Not a teacher! I can help you with how a native speaker would say these phrases, though.
"Go by" can be the same thing as pass or drive by. In the case of "drive by," you are being more specific as to the manner in which you are "going by," but it means the same thing. Something I say a lot, which means the same thing as "pass/go by", is "swing by."
"I am going to the party but before that I need to drive by home to pick up a thing I have forgotten."
I would say, "I am going to the party, but first I need to drive/go/swing by my house to pick up something I forgot."
"I saw you driving by at the mall last week."
"I saw you drive by at the mall last week." In this case, since you are referring specifically to driving, you can only use "drive by."
"I saw you driving by Dunda St. last week."
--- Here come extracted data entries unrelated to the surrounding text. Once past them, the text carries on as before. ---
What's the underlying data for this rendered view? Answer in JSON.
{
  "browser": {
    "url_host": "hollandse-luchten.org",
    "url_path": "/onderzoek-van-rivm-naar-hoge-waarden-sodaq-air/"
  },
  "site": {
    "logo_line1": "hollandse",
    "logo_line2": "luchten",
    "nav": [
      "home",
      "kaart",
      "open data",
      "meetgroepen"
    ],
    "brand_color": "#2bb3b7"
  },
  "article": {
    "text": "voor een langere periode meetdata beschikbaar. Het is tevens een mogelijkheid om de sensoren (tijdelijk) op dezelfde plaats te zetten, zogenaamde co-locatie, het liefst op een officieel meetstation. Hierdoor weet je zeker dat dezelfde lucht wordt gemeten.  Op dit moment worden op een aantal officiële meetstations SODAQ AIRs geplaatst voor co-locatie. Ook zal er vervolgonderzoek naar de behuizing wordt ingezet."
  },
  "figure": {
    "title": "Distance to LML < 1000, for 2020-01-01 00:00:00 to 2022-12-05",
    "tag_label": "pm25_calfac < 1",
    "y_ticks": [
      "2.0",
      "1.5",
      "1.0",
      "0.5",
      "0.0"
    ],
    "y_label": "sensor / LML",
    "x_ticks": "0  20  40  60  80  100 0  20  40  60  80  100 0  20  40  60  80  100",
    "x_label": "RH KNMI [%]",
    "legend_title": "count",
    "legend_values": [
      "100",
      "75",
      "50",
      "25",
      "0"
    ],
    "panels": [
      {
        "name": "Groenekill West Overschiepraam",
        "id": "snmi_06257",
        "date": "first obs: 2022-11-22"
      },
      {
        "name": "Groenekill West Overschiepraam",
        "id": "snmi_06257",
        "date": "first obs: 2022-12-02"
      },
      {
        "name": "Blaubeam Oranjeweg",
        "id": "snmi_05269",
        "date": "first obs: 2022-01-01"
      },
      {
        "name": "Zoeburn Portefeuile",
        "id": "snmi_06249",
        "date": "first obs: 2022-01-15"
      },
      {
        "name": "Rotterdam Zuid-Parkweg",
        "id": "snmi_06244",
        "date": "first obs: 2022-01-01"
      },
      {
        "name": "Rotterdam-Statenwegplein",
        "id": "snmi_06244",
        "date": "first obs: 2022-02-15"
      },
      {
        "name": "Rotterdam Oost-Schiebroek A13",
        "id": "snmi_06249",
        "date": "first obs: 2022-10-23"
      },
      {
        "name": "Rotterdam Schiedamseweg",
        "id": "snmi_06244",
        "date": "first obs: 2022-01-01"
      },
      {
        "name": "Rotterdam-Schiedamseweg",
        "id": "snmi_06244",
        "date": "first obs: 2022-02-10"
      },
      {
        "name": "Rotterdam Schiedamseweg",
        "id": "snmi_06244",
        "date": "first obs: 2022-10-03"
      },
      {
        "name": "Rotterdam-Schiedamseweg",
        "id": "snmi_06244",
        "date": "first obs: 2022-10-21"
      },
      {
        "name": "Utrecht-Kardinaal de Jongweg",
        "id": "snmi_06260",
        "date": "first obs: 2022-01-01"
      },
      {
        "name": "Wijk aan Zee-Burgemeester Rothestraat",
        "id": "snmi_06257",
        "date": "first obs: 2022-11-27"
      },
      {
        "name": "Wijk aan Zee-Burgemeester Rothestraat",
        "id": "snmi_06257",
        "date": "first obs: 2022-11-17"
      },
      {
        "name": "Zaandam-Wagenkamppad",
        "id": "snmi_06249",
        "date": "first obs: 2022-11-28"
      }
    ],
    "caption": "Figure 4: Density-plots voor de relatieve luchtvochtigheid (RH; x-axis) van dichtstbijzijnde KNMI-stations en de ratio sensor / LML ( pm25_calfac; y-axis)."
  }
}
Could be either "drive by" or "driving by. If they were actually on Dunada St., I might say, "I saw you driving up Dunada St. last week." If they crossed Dunada St., I might say, "I saw you drive past Dunada St. last week." That's how we say it here in Cali., anyway.
Again, I am not a teacher. I am, however, an expert on speaking English to other native speakers. I also have lots of experience with non-native speakers since Los Angeles is extremely diverse. When speaking, I actually use contractions a lot. If you see me write something like "you are" or "I am," I will speak them like "you're" and "I'm." If that helps.